Available voices in Studio
Voices available in Studio differ in quality, control options, and stability.
At the moment, Studio supports the following voice tiers:
S-tier
A-tier
B-tier
C-tier
Special voices
⚠️ Not all languages available in Studio support all voice tiers.
S-tier voices
S-tier voices use a new synthesis module provided by a third-party vendor.
Pros
Highly natural, human-like sound
Strong intonation, pacing, and emotional nuance
Support for explicit reactions inside chunks, for example:
[giggles],[sighs],[laughter]
Limitation
Pause breaks may not work reliably for some voices
A-tier voices
Good balance of naturalness and clarity
Available across multiple locales
(for example, EN-US–based English, LATAM-based Spanish)Support custom emotions and prompts to improve expressiveness
(results may vary)Support pauses for more natural pacing
B-tier voices
More synthetic and monotone compared to higher tiers
Do not support prompts or custom emotions
Do not support version-based synthesis
Support phonemes
Support pauses for pacing control
C-tier voices
Most synthetic and monotone tier
Do not support prompts or custom emotions
Do not support version-based synthesis
Support phonemes
Support pauses for pacing control
Special voices
Created based on a single actor and a specific locale
More stable in terms of language and accent
(for example, French-Canadian voices reliably produce French-Canadian speech)Accent leakage is uncommon
Emotions and prompts are less predictable than with A-tier voices
Less controllable, but generally more stable
Moderated Special voices
Some voices in Studio are marked with the Moderated voice tag.

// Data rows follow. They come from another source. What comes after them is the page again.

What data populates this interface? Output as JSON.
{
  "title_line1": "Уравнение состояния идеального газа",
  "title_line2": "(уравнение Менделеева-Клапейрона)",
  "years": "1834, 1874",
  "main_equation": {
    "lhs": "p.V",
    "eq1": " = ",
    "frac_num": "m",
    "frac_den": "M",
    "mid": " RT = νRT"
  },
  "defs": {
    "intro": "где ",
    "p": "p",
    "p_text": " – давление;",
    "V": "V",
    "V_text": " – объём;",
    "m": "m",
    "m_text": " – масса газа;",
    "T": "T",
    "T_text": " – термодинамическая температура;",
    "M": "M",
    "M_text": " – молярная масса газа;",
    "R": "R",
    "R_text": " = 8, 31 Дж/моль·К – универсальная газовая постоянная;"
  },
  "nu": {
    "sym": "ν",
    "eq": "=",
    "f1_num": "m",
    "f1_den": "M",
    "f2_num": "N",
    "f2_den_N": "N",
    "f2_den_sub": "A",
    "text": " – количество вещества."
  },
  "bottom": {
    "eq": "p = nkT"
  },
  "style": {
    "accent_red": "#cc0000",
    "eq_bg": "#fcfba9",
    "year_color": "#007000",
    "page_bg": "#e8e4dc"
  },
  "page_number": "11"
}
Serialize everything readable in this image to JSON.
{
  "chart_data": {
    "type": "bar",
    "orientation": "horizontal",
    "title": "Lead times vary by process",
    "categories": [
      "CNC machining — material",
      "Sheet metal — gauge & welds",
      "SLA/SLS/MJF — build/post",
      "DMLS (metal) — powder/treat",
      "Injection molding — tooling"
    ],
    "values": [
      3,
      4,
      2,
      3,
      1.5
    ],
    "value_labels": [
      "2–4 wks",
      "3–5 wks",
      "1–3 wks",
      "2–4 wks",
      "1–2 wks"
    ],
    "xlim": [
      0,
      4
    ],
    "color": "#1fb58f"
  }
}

This means that all text synthesized with this voice is checked in real time against a list of prohibited topics and words (e.g “suicide“, “violence“, etc)
This moderation is applied at the request of the voice talent who provided the voice.
If a chunk contains restricted words or topics, the chunk will not be synthesized.

What to expect
Moderation is applied automatically
The check happens during synthesis
Only the affected chunks are blocked
Other chunks in the task can still be processed
Models and methods
Studio relies on speech synthesis models provided by external vendors.
The exception is Emotion Transfer, which is a Dubformer-specific technology developed in-house and used to improve emotional expressiveness.